Pauline Rovkah, head of the piano program at Chatham University, said Chopin's music possesses a seductive quality. "It's magical, irresistible -- it can transport listeners to another world."
"There is no doubt Chopin is more popular than ever," says Ian Hobson, who will give an all-Chopin recital this weekend presented by the Steinway Society of Western Pennsylvania.
Society board president Michael Cerveris went even further. "I doubt that any composer other than Chopin would likely carry an entire program, even if it weren't a celebratory year," he says. "Artists know that programming at least one Chopin work will please just about everyone in the house."
(Excerpt) Read more at post-gazette.com ...
Classical Music Ping
I have a Bachelors in Musical Studies and have studied the composers. Chopin was always my favorite, especially his Preludes.
MY students LOVE Chopin, but his music is very difficult to read.
So they ask ME to rearrange and simplify it for them. LOL.
Yeah, RIGHT.
Rearrange Chopin.
Right after I Rewrite the US Constitution! LOL
No bigger piece of BS has ever been written. Yes...Beethoven's first symphony is clearly Mozartian (and, IMO, better than anything Wolfie ever did), and several other of his early works. But to position Chopin as more innovative than The Big Bee is ridiculous. And, for the record, I love Chopin's ballades BIG time (and, to a lesser extent, his nocturnes, etudes, scherzos, etc.).
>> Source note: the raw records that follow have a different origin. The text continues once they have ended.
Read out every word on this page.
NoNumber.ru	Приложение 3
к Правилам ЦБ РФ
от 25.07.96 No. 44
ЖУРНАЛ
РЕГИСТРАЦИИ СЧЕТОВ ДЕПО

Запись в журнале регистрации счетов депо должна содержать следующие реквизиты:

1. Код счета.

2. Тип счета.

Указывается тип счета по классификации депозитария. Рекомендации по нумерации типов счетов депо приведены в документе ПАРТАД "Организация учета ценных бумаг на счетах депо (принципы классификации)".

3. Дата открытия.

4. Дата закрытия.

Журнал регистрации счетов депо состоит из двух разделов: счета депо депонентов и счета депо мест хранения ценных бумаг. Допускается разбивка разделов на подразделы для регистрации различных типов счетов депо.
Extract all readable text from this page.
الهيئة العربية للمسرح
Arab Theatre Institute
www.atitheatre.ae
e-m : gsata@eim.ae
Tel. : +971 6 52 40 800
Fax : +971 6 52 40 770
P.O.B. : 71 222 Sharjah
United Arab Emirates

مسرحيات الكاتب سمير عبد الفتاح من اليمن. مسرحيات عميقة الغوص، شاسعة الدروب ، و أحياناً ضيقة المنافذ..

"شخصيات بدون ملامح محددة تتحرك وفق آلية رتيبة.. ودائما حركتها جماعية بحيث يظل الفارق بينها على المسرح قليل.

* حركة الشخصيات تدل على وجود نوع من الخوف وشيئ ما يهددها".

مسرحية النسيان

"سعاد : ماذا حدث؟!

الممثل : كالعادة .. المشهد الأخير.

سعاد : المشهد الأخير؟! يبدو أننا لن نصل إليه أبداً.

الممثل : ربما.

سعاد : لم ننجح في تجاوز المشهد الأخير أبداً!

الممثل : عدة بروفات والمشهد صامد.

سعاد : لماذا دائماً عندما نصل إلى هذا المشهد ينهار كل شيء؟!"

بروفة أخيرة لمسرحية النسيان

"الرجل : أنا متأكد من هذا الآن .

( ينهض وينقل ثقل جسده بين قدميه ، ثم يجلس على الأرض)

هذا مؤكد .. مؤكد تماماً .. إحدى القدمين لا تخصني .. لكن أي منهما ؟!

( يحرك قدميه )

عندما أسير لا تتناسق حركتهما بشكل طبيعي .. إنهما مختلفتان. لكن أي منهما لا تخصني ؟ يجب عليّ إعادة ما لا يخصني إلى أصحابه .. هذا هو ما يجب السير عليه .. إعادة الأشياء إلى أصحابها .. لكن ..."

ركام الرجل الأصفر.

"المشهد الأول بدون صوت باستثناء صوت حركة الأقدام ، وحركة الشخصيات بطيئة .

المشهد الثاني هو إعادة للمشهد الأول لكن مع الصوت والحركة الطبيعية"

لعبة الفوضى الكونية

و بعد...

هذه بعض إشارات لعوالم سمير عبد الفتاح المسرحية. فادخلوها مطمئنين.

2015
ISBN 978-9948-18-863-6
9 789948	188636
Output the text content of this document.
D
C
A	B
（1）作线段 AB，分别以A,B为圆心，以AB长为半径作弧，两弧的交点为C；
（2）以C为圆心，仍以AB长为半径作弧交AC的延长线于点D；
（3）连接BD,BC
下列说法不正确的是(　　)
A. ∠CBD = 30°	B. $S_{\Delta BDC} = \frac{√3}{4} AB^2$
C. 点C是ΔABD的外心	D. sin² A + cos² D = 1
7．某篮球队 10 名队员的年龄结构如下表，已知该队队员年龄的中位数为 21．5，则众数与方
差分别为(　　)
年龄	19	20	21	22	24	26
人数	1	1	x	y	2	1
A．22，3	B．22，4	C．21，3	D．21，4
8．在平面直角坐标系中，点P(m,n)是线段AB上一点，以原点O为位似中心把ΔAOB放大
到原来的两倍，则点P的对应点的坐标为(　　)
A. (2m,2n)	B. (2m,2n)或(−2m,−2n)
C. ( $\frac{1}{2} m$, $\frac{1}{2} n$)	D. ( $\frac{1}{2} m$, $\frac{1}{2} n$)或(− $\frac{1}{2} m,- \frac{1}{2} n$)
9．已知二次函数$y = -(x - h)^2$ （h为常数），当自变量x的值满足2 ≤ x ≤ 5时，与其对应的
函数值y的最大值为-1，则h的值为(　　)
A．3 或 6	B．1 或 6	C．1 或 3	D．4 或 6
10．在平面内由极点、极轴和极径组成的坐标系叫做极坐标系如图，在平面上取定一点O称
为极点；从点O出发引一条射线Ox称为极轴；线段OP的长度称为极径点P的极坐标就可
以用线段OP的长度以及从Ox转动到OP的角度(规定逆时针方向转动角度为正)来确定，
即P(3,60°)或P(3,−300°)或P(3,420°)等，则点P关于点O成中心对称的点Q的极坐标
What a tragedy it was that he only lived to 39.
“What a tragedy it was that he only lived to 39.”
Chopin’s early works are his best (my favorite is the Nocturne opus 9 number 2), so it was much less of a tragedy than Mozart, whose late works were his best, dying at 35.
How do you figure? His nocturnes got much more advanced than the famous early one you mentioned. The high points of hic music were late works like the Barcarolle, the Polonaise Fantasie, the third piano sonata, the fourth ballade and the last three nocturnes.
But seriously, Mozart was fluff compared to Luigi...Amadeus used "too many notes..." HAHA! Bach and Beethoven ALWAYS had just the right amount...
Well, we agree: Ballade # 4 is BEYOND brilliant...
Bach and Mozart were the twin high points of Western Music. Beethoven wrote his share of bad music and a lot of his great music has blemishes and he couldn’t write for the voice very well. Do you think Haydn is fluff as well? If so then you just dislike that period (High Classical 1750-1800).
Yes I saw that too but B & M shared some cadences.
Chopin was truly unique but then so was Tchaikovsky.
I always tell people that there are only two types of music: good music and bad music, and I be the arbiter!
And then there’s rap......puke!
Chopin E Minor piano concerto — my favorite.
And piano layout derived from C.M. Von Weber, Hummel and John Field.
Well I’ll be!! not one decomposing joke.
The Opus 61 is a tough piece fo quantify. It feels like Liszt on the fingers, and it occupies a sonic world different from most of Chopin.
Technically, it's not that tough. The biggest challenge is holding the piece together because it is so episodic. When the opening A-flat theme returns at the end, you want the audience to say, "Oh, I know that theme!" But it's difficult.
I found the toughest part to be the B Major section in the middle where Chopin gets your fingers crossed up and tangled together, and it's difficult to articulate a clean musical line.
He was never easy to play.
Where is this picture taken? Just curious.